After a disappointing 2006 season following his near-fatal motorcycle crash, Roethlisberger proved last fall, in his fourth year, that he truly belongs among the NFL’s elite QBs. He finished behind only Tom Brady in passing efficiency and earned his first Pro Bowl nod. He also showed he can take over a game—as he did against Baltimore in week nine, passing for five TDs in the first half. It was a statistically perfect game (with a max rating of 158.3), one of two in 2007 and three in his career, which ties him with Peyton Manning for the league record. In a generation of QBs who seem to have been groomed for the position—Brady, Philip Rivers, Mannings II and III—Roethlisberger is a throwback: a sturdy, hard-nosed everyman who can be relied on to make the small plays as well as the big. “He’s got everything,” says ESPN NFL writer and analyst John Clayton. “He’s tough, physical, and a good leader. Whenever he needs to make a drive happen, he can.”

The Steelers handed Roethlisberger a $102 million contract extension in the off-season, but off the field, in his oversize T-shirts and backward baseball caps, Big Ben morphs into an average 26-year-old dude. While he still admits to a soft spot for fancy, fast machines like his Jaguar XKR (“It’s my downfall.”), his other hobbies are as all-American as it gets: grilling, hunting geese, and riding ATVs. He’s a more perfect fit for this blue-collar town than even the legendary Terry Bradshaw—a savior who has brought the Steelers franchise and its beloved city back to life.

Roethlisberger grew up four hours west, in Findlay, Ohio, a factory town near Toledo. He didn’t play QB until his senior year in high school, then went on to helm the offense at Miami University—in Ohio. “I’m not a surfer from California,” he says. “I’m not a pretty boy. I come from a blue-collar mill-town background. That’s why I fit in well here.”

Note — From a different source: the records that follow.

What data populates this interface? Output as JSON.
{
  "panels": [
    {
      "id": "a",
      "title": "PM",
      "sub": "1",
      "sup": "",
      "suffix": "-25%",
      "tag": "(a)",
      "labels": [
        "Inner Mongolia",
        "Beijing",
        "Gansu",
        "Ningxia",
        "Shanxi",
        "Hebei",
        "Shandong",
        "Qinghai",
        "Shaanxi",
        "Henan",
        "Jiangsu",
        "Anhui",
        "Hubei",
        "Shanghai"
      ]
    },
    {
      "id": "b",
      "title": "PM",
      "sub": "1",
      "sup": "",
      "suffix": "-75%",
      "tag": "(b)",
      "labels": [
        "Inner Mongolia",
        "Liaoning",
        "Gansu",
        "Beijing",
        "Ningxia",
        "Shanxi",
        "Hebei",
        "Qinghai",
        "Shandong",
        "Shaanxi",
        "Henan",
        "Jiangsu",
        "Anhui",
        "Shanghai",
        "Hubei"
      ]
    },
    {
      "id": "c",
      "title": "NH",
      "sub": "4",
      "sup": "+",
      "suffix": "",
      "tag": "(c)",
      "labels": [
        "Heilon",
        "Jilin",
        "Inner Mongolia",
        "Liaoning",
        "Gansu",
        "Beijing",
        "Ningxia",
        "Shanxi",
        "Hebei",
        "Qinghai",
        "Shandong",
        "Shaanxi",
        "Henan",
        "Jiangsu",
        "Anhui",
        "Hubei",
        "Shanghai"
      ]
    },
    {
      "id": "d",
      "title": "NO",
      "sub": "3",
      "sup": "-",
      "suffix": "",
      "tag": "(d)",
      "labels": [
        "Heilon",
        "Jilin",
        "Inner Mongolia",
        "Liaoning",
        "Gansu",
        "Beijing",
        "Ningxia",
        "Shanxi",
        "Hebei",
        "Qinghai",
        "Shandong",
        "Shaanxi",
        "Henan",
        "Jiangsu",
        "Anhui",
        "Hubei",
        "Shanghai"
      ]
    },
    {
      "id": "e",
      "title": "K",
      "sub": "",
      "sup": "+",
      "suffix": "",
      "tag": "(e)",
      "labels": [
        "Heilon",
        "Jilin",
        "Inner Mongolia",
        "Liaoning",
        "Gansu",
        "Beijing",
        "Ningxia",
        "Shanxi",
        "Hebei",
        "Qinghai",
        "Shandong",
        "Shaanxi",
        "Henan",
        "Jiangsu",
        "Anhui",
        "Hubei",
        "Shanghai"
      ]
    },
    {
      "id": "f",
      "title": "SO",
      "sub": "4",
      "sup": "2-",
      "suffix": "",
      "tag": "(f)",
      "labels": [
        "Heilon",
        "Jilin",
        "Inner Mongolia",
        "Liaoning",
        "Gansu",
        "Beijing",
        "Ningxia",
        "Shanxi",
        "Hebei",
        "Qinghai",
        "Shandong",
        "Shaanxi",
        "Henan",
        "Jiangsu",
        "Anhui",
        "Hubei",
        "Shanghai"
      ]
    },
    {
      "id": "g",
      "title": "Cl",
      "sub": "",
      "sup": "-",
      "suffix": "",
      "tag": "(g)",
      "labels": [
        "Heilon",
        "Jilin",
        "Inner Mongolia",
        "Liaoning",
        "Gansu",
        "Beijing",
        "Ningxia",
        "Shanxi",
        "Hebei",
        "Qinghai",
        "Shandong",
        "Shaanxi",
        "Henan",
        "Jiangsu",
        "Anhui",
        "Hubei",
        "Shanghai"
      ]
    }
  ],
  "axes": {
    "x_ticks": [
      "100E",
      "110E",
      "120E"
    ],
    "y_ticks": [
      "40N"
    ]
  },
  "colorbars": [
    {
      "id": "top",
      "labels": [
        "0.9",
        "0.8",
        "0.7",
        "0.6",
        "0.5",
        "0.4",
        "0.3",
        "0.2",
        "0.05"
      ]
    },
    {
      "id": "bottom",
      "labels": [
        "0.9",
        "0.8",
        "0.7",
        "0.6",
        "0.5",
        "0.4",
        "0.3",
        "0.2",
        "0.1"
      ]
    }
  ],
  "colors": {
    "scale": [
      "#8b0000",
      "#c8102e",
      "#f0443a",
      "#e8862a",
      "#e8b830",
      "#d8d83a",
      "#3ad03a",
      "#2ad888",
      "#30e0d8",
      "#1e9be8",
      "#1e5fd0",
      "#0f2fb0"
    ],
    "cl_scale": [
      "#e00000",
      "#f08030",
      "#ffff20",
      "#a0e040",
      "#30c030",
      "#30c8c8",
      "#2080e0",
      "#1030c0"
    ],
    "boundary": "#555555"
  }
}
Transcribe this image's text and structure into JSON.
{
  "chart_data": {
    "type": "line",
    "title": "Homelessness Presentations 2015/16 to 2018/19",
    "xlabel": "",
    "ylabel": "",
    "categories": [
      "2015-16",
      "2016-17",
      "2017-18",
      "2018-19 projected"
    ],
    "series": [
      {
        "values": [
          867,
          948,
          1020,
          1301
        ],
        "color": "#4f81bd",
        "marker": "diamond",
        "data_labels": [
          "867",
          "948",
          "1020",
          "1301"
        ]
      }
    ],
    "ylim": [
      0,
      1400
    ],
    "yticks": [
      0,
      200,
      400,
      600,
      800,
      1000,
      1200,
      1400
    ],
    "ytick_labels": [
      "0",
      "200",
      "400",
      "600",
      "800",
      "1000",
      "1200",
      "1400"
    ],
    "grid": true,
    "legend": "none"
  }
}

Picked 11th overall in the 2004 NFL draft, Roethlisberger was a dark horse but led his team to 14 straight wins and the conference title game as a rookie. A year later the Steelers won Super Bowl XL (their first since 1980), and talking heads started comparing him to Dan Marino and Joe Montana.

By 2006, Roethlisberger was Pittsburgh’s kind of star. He tooled around town on his Suzuki Hayabusa—a 185 mph crotch rocket—and appeared in a music video with local country group PovertyNeck Hillbillies. He slapped his name on barbecue sauce, jerky, and “the Roethlisburger,” a hoagie stuffed with ground beef, Italian sausage, scrambled eggs, fried onions, and American cheese, created by Peppi’s, a local sandwich shop. “Everyone here lives for the Steelers 24/7,” says owner and Pittsburgh native Lou Bosser. “Ben brought the city back to where it was in the ’70s.”

But one wrong turn threatened to take it all away. On a Monday morning June 2006, Roethlisberger was riding his motorcycle without a helmet when a Chrysler New Yorker turned in front of him, and he smashed the car’s windshield with his head. He suffered fractures to the jaw and nose, lost two teeth, and almost bled to death through a cut in his throat. “I was 30 seconds from dying,” he says.

He fought his way back, playing in 15 games, but threw 23 interceptions—more than the previous two years combined. The Steelers finished 8-8, and Roethlisberger fell out of favor with the national media. After each game he went home to Zeus, his Rottweiler, and Hercules, his Bernese mountain dog. “Those are my only children,” he says. “When I come home from a game, no matter how good or bad I play, they don’t know the difference.”

Two years later, Roethlisberger’s back on top. If there was any doubt the Steelers are his team, consider the local newspapers’ report that he asked management for some taller receivers; this year’s training camp roster included four WRs who are 6’3″ or taller. The reloaded squad may have the best shot to dethrone the Patriots and Colts in the AFC.

The Steelers—and the city of Pittsburgh— are betting on their $102 million workhorse to take them there. And he won’t let them down. “Pittsburgh is perfect for me. I don’t want to go anywhere else,” he says. “The first job I ever had is the one I have right now. It’s working all right for me.”